Does this issue sound familiar? It should: it’s the exact thing you’re asking for but replacing null with missing. You are asking to be allowed store missing anywhere a Float64 is expected—and presumably the same for other types as well, like Int or String or any user-defined type. This is like Sir Hoare’s billion dollar mistake but worse because at least in C et al. a floating-point value is a primitive which cannot be null—only reference types (i.e. “objects”) can be null. What’s the problem? If Vector{Int}, for example, can contain missing values, then how can we express a vector of actual non-missing Int values? We would lose the ability to do so.
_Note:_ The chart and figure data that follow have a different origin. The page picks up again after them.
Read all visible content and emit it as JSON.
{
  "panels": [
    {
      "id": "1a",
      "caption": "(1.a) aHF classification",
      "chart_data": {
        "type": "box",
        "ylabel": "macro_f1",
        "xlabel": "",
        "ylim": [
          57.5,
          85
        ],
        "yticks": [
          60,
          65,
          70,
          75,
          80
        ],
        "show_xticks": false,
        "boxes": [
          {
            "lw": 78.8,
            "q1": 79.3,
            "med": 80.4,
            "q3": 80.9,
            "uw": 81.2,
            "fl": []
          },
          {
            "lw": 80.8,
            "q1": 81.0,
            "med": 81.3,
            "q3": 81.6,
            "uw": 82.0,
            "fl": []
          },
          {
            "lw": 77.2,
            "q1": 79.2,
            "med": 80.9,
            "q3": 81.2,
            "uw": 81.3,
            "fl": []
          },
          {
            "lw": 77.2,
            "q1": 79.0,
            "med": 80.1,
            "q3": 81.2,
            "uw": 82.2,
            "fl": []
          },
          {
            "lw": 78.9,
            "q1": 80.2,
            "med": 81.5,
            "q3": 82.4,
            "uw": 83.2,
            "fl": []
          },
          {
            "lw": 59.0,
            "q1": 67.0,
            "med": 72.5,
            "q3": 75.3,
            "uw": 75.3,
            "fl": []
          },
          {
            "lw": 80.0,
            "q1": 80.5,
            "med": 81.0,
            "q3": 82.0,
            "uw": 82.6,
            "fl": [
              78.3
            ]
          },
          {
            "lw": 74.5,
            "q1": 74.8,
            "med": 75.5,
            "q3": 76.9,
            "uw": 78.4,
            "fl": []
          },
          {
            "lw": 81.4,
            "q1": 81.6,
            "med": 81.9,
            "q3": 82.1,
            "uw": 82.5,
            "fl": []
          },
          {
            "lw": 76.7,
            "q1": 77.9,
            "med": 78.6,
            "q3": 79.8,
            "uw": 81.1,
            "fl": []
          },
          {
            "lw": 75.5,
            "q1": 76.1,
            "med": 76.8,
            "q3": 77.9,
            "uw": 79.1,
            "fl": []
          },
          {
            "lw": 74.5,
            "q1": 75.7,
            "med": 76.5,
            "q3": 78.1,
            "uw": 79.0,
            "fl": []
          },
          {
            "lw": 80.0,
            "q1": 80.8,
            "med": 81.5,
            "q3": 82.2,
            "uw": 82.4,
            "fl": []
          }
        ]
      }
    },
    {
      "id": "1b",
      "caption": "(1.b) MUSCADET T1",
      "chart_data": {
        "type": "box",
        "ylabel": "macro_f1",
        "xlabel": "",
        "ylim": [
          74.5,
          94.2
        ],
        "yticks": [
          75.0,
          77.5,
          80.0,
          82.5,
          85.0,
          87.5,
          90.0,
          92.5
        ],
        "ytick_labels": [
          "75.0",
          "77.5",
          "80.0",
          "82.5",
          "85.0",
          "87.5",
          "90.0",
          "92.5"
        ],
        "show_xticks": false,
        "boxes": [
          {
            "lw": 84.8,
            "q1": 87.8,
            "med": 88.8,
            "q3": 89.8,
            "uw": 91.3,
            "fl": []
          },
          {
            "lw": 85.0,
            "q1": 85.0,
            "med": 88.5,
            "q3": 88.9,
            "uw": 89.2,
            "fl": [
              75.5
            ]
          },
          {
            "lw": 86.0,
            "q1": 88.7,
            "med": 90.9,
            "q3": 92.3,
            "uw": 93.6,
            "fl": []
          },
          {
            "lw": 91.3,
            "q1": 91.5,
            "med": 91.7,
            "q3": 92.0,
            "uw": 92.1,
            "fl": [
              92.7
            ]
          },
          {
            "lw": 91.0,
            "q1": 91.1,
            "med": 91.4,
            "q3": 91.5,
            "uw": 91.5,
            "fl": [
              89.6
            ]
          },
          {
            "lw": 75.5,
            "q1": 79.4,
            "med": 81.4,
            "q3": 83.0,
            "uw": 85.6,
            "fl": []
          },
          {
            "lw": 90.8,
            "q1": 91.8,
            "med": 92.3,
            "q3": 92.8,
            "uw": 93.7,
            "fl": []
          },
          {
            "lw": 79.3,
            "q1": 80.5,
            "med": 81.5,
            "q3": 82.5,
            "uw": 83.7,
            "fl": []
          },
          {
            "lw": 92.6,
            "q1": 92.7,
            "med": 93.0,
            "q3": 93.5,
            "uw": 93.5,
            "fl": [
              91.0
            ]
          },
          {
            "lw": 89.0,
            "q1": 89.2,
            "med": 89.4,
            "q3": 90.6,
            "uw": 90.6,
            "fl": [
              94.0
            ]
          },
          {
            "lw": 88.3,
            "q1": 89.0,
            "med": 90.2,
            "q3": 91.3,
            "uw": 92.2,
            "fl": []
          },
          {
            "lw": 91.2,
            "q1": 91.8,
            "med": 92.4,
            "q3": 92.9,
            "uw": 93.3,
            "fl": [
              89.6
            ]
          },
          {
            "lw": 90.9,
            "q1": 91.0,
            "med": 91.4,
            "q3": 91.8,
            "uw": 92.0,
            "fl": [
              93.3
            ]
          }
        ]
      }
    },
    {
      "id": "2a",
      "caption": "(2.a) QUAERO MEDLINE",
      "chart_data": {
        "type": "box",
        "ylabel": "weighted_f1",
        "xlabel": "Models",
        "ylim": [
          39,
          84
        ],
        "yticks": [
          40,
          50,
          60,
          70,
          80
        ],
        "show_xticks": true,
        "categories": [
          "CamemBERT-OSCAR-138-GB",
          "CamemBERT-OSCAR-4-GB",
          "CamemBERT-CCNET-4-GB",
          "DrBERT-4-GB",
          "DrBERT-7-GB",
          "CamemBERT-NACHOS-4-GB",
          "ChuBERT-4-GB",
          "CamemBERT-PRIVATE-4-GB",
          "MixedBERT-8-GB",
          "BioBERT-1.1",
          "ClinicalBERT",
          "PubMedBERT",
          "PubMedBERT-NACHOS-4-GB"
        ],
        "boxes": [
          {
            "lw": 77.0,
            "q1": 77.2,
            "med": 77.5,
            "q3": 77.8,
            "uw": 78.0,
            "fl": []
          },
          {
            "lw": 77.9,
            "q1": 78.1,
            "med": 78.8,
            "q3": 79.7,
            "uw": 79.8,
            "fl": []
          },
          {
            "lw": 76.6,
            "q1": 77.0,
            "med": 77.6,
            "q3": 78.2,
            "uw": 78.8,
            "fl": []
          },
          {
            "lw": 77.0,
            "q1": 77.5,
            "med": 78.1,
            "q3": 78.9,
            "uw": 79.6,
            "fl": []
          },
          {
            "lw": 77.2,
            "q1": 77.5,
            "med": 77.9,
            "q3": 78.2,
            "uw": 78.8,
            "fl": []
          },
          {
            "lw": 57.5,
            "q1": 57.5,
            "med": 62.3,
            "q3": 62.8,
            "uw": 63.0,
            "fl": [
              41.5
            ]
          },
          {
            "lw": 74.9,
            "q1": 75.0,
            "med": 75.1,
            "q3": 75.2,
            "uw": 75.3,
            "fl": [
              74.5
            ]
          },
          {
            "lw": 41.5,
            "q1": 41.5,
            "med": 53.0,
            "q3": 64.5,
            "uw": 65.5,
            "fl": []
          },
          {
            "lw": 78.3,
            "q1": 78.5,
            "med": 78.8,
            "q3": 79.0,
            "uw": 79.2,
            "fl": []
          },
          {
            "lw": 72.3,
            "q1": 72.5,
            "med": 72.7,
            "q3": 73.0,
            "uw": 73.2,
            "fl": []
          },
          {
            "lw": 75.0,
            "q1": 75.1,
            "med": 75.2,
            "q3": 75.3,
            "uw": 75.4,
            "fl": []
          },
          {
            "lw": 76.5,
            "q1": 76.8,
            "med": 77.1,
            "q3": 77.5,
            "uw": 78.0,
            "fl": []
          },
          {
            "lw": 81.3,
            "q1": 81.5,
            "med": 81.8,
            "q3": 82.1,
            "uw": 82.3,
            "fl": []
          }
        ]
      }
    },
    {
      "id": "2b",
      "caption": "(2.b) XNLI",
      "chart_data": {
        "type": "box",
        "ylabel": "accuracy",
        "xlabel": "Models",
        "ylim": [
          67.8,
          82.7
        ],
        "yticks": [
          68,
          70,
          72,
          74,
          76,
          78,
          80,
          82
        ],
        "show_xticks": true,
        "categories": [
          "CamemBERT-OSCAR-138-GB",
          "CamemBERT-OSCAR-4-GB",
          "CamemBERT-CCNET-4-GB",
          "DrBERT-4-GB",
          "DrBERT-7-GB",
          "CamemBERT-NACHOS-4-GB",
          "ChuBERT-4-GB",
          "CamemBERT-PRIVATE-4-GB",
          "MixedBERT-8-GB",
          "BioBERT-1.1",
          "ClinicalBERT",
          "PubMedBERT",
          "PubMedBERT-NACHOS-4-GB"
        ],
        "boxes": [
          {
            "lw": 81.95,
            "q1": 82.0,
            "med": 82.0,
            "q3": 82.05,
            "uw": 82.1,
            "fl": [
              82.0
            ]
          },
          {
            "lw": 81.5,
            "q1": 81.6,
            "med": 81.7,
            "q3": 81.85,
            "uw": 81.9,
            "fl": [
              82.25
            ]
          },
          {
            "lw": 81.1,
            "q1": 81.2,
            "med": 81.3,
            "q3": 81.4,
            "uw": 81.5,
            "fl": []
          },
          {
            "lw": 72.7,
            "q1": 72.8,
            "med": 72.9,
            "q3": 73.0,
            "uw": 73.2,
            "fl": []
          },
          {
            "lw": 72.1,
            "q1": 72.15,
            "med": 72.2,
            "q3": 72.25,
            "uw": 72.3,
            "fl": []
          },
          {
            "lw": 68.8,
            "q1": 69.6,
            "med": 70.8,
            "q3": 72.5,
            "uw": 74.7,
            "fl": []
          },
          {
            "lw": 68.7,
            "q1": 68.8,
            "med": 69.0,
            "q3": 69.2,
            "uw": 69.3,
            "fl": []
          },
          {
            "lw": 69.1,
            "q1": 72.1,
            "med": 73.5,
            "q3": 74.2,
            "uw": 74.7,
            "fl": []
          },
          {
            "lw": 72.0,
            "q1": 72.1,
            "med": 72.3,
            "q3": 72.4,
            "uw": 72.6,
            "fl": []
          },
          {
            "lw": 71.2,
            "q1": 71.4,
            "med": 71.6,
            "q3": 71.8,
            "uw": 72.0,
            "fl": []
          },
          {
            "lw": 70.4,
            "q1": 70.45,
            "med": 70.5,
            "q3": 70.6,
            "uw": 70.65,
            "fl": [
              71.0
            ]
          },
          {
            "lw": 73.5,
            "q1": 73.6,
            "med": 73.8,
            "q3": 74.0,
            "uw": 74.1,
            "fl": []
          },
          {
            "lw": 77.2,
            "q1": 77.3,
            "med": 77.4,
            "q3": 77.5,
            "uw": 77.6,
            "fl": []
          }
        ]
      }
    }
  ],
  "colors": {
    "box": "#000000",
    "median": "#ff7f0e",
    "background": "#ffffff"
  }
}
Which would force everyone in all situations to program defensively against missings, much as everyone is forced to program defensively against null pointers in the aforementioned languages. Instead, Julia has different types: Vector{Int} for a vector of actual non-missing integer values and Vector{Union{Int, Missing}} for a vector of possibly missing integer values.
In short, avoiding repeating Hoare’s billion dollar mistake (and surely it’s been far more expensive than a mere billion dollars at this point) was very much intentional and not something we’re going to change.
Note that all the options don’t mutate the original array, but create a new array. IMHO the simpler syntax is that of the comprehension, but all do the same:
julia> A = zeros(3); B = A;
julia> A = replace!(x -> isnan(x) ? missing : x, Array{Union{Float64, Missing}}(A) );
julia> A === B
false
julia> A[1] = missing
missing
julia> B
3-element Vector{Float64}:
0.0
0.0
0.0
Be careful with that. And all the other options do the same, so you are not mutating your original array in any case, which may cause confusion.
If you know you’re going to want to insert missings in a vector and you want to mutate it, it’s best to arrange for it to have an element-type Union{T, Missing} beforehand. Then inserting missing values by mutation will be possible.
Wouldn’t leaving the NaNs as is be better? You happen to be working with a type that has a value (2^53 of them even) that was meant for this. You can assign the largest finite float value but it won’t be treated in any way special unless you write code that checks for it. Also, I’m not aware of anyone using that value as a sentinel for floats. They sometimes use the smallest representable integer value as a sentinel for signed integer types but for floats they use NaNs, which already mostly behave the way one wants.